Jacob was blessed by God, and Esau was hated by God (Malachi 1:1-3).

Peter was outgoing and one of the foremost apostles. Andrew was never mentioned without mentioning someone else. But, Andrew was responsible for listening to John the Baptist and taking Peter to see Jesus, telling him that Jesus was the Messiah they had been waiting for.  (John 1:40-42)

Martha fussed over the guests, worry about what was happening in the house (just like a dog), while Mary lay at Jesus’ feet (duh). Yet, we know that Jesus loved them both. (Luke 10:38-41)

However, it’s fun to wonder if Mary, Martha, and Lazarus resembled their parents and grandparents.

Families are blessed when they have children with both kinds of personalities. If you only have ebullient, bouncy, outgoing personalities, you miss out on the contemplative, quiet, studious presence.

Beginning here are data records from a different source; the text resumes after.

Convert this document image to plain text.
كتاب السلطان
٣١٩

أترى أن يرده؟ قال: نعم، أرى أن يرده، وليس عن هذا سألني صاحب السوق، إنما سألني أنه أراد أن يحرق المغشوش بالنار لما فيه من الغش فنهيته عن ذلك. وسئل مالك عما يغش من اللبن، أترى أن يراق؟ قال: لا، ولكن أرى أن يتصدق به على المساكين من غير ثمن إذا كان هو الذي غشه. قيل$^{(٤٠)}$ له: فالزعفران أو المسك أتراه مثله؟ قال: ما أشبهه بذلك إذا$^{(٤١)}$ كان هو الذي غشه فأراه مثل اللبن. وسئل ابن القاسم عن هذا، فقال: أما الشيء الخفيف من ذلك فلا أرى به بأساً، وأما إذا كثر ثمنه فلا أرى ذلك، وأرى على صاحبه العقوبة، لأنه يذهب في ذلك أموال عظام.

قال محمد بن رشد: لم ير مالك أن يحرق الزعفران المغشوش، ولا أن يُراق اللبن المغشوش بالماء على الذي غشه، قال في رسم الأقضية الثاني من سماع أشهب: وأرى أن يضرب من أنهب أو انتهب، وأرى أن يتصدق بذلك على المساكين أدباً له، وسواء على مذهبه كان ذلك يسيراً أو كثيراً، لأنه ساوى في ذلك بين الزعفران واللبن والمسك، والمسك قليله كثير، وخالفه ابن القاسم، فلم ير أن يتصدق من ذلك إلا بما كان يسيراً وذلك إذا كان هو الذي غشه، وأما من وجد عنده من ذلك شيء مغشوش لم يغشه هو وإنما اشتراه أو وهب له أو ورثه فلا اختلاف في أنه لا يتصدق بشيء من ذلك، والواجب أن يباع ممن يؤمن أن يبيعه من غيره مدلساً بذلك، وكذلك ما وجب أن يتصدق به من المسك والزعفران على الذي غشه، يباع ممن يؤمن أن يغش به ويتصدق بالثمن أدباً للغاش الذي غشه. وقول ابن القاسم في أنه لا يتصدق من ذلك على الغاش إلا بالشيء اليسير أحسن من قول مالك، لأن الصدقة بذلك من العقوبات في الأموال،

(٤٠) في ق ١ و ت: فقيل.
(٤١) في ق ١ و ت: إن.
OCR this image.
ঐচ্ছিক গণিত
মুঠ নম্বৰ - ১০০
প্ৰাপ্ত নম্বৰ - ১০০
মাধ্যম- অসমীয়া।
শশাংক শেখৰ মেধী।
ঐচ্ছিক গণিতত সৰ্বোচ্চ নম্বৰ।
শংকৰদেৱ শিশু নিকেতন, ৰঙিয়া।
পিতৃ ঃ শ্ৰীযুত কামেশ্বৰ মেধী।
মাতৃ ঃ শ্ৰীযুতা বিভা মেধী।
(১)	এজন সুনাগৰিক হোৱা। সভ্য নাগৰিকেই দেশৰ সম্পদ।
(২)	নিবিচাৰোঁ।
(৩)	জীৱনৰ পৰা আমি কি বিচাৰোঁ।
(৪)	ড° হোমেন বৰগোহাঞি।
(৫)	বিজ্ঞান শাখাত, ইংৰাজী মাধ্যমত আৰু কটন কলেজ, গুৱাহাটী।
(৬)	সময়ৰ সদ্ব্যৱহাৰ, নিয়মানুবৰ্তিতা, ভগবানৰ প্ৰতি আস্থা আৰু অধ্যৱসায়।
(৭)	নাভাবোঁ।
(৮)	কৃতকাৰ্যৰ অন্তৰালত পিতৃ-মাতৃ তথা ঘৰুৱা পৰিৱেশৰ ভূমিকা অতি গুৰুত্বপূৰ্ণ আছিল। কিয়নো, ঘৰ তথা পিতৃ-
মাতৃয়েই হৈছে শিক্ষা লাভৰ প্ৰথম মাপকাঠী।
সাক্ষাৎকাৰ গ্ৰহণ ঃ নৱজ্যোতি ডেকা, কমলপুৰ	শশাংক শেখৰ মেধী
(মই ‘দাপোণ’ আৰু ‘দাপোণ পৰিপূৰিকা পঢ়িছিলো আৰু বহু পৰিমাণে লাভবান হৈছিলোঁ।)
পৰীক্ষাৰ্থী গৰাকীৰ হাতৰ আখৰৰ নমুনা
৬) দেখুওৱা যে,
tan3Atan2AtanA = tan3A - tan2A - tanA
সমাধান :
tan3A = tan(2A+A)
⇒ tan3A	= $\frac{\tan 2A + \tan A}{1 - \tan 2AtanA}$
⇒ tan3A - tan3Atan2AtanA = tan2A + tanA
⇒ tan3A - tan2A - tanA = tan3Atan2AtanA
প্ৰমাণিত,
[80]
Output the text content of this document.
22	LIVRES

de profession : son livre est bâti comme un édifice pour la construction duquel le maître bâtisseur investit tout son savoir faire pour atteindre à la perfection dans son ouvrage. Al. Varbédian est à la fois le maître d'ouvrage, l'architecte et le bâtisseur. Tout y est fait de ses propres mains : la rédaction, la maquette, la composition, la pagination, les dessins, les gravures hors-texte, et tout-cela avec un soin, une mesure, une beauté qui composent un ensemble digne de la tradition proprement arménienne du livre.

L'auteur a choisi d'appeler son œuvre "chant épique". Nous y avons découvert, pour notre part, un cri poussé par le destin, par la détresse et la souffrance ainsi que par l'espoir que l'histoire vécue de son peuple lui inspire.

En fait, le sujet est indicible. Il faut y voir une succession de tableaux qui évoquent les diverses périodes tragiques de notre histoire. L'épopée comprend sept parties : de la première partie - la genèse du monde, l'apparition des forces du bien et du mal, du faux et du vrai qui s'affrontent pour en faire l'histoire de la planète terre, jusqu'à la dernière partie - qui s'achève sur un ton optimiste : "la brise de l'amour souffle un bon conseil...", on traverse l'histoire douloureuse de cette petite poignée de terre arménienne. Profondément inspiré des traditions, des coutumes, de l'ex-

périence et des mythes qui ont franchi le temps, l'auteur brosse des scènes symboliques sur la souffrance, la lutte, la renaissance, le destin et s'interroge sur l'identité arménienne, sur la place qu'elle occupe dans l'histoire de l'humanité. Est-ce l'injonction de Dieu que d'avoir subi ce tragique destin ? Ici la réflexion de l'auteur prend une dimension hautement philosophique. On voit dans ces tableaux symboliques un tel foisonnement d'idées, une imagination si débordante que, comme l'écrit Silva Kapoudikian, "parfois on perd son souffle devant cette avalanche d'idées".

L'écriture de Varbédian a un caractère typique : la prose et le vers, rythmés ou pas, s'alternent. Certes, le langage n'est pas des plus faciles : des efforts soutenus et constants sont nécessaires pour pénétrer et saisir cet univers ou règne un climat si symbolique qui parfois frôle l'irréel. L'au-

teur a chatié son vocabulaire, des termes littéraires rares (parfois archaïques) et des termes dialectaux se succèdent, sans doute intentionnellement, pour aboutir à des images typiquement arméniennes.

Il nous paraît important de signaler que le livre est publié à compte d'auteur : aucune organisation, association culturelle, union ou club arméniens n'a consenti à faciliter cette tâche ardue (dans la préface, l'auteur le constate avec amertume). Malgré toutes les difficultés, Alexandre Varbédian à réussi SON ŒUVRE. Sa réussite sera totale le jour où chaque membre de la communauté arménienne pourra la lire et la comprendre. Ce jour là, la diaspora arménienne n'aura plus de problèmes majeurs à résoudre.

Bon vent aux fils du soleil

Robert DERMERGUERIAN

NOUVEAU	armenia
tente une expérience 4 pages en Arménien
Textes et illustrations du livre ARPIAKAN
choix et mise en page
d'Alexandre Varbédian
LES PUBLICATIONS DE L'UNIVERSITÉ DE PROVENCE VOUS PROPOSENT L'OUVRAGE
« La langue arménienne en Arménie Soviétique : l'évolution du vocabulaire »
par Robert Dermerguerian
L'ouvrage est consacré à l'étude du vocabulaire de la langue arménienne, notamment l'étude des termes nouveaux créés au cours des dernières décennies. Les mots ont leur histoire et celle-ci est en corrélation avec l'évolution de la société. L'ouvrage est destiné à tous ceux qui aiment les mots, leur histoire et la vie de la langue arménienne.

Put them in the same family, and the dynamic changes. They react against each other. You have to deal with the fragile, quick to hurt, and distracted minds differently than the brooding, prone to sulk, and stubborn persona. They get hurt because each expects the other to feel the same way, to follow a similar emotional path. But living together, they get built up, because the bubbly gets supported by the stable. The shy gets shown how to interact and to make friends more quickly by the bold.

It’s not necessary to make the dog live like the cat. It’s not necessary to force the cat to be a dog. However, it is essential, and we’ve been commanded to continue to teach them both to learn to love each other, support each other, and be friends with each other for the rest of their lives.

As we say in our household,

“Friends may come and go, but you will always have your sister. Never treat your friends better than you treat your sister. She is your best friend ...forever.”